It was reported that the patient experiences pain at the generator site when lying on left side, migration of the device and intermittent arrhythmia with stimulation. Patient mentioned that she hasn't ever been able to sleep on her left side because it causes some discomfort where the generator is located. It was described that it felt like her heart was "beating against the generator" even though she knew they weren't physically touching. She also mentioned that for about two weeks, she has felt like her heart was racing and pounding, which was intermittent and not with every stimulation. Then one day patient felt that her heart racing was more consistent with what felt like every stimulation on-time. Patient was told to go to er and the er physician instructed her to tape the magnet over her device to stop the stimulation, which appeared to resolve the issue. While in the er, it was confirmed that her heart rate (hr) was rising to about 105-110 beats per minute (bpm), but when the magnet was taped over, her hr dropped and remained about 80bpm.
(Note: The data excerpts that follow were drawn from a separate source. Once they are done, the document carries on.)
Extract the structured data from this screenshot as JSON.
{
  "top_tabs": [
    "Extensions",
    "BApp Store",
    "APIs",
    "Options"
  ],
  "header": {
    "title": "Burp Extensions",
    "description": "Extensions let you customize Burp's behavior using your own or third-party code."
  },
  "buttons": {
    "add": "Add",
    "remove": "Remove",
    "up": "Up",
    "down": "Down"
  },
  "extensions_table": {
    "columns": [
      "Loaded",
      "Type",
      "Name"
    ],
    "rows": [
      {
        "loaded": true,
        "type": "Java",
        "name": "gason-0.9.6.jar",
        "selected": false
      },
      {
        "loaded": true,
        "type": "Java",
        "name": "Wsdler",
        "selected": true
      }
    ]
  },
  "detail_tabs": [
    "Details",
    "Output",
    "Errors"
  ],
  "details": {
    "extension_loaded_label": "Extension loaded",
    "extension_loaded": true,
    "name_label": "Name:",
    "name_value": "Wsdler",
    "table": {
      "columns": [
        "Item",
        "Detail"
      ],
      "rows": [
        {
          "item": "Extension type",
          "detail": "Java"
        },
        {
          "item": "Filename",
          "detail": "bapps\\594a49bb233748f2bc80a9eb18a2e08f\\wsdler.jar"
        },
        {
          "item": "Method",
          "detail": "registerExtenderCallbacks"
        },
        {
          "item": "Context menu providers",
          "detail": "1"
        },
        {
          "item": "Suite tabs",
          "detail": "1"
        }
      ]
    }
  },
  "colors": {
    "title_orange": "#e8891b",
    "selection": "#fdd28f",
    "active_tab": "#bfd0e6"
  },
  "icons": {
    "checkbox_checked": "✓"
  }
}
The patient then saw her neurologist and had the device turned off. The patient confirmed that diagnostics were performed as the physician told her it was functioning properly. It was then mentioned that she can move the generator around with her hand from her armpit to chest, which has been like this for some time. Per a nurse at the neurologist office, the first time patient reported about the heart beating against the device was on (b)(6) 2017. No known interventions were taken for the chest pain or migration and no known trauma or manipulation were involved. The patient underwent generator replacement and the explanted generator was discarded.

 
Manufacturer Narrative

If explanted, give date (mo/day/yr), corrected data: (b)(6) 2017. Initial mdr inadvertently listed the explant date as (b)(6) 2017 instead of (b)(6) 2017.

 
Event Description

Additional information was received from implanting surgeon confirming that non-absorbable suture was used during patient's implant surgery to secure the generator to fascia.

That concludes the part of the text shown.